State mental hospitals, a holdover from a previous age of progressive reform, are continuing to shutter their doors. In Alabama, Bryce Hospital was the inevitable destination of many I observed over the years. Due to court order, Bryce could only hold patients for a maximum of 90 days. Their latest stint concluded, these severally mentally ill were turned back onto the streets. Before too much longer, they ended up back in Bryce once again. This continual process comprised a very pathetic existence for many with nowhere else to go but in and out and in and out again.

The need for more psychiatric beds is a national trend, said Mark Covall, president and chief executive officer of the National Association of Psychiatric Health Systems. There are many factors that could be driving it, he said.

The growth in demand for service could be a sign that the stigma of having a mental illness has lessened. Medical experts also say the economic climate, with people losing their jobs and homes and experiencing more stress, can boost the need for mental health care.

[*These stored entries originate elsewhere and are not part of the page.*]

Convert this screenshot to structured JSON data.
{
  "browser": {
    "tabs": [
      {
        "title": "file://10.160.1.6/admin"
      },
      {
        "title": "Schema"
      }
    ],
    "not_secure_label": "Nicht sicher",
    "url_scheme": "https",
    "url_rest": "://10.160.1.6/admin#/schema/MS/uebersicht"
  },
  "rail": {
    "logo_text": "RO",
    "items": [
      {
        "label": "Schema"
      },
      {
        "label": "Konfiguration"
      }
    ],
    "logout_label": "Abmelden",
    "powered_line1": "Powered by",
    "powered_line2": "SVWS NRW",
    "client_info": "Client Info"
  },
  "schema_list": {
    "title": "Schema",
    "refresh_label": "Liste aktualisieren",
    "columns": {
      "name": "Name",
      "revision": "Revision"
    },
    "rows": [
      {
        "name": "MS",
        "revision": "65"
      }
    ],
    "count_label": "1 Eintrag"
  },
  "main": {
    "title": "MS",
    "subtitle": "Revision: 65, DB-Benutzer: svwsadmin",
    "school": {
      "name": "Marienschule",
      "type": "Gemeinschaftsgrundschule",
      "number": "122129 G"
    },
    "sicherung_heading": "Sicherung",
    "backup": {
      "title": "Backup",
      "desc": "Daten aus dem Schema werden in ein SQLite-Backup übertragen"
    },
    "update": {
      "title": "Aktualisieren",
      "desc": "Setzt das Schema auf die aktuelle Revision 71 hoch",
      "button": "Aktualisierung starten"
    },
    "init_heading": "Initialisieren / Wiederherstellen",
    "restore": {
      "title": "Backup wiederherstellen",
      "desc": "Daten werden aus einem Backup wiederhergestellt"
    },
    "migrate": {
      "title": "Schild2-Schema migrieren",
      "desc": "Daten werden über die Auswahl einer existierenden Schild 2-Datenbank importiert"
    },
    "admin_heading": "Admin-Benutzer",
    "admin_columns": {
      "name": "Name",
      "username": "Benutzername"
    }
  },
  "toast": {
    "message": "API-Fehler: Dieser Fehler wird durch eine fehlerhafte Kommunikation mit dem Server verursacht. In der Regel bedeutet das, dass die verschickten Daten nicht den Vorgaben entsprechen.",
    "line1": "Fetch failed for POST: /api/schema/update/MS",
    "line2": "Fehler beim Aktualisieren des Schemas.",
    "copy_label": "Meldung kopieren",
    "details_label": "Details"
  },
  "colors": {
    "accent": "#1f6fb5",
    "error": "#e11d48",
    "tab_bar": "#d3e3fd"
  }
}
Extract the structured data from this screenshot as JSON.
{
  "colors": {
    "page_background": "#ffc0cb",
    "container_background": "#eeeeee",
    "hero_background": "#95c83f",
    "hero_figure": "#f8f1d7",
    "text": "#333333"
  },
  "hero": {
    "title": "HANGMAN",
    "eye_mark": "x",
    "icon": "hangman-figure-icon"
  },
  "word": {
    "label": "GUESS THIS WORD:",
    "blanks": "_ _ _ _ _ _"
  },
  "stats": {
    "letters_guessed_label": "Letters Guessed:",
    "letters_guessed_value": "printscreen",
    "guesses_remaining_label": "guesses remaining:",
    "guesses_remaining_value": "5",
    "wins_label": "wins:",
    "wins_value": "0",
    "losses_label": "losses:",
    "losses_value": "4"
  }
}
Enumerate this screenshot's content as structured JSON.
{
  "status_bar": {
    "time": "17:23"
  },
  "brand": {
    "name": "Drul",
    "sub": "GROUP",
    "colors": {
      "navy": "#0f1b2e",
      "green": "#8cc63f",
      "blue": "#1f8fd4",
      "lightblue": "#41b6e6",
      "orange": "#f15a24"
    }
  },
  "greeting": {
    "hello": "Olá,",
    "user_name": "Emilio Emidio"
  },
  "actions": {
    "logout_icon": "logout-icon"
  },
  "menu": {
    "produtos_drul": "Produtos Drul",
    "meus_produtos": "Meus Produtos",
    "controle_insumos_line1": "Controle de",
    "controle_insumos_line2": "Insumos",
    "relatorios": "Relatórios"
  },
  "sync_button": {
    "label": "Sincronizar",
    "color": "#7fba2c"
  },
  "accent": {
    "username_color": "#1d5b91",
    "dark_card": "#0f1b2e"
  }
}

Covall said the recession and tight budgets also could be making less money available to provide community services that could help keep people from having a mental health crisis.
Paradoxically, we are becoming more tolerant and understanding of mental illness, while simultaneously unable to cope with the deluge of new patients. Class, privilege, and affluence make a huge difference. Psychiatric wards are very different from one another and this is especially the case as concerns quality of care.

I’ve been a patient in a hospital with severe budgetary restrictions, lack of sufficient staffing, and barely enough security to contain the potentially physically violent. And, I’ve been a patient in a gold standard facility, considered the best in the entire city. There, I would never have been able to even be admitted if I hadn’t had $200 in my bank account and excellent health insurance. I would have never been able to begin to pay my bill if I hadn’t had insurance in the first place. Those unable to pay out were quietly discharged.

Whether sour economic times increase mental illness is something of a chicken or egg conundrum. People have long turned to the bottle or to drugs under periods of great stress, this is true. Whether this proclivity is a result of a diagnosable psychiatric illness or addiction depends on the person. It is true, however, that people with greater financial stability and without a cultural bias are more likely to pursue treatment.

Essential to proper treatment and recovery is an active family, if not community involvement. The worst cases I observed as a patient were those who had no social network or means of support. Born into severely dysfunctional environments from the very outset, these people never stood a chance. I maintain strongly that a majority of societal ills are a result of detachment and distance from what is needed most. In this case, I mean basic compassion, as well as adequate emotional, familial, and financial resources.

My own hope is to see a cure for bipolar disorder within my lifetime. But, I also have to concede that this desire is a tall order. In many ways, psychiatry remains in a vastly primitive state. Doctors and researchers have made considerable strides in treating of many instances of cancer, for example, but mental illness is much more complicated. The science of addiction is a similarly misunderstood discipline. Both have been present from the beginning of recorded history. Until the next big breakthrough, we may have to treat the effects before we even scratch the surface of the causes.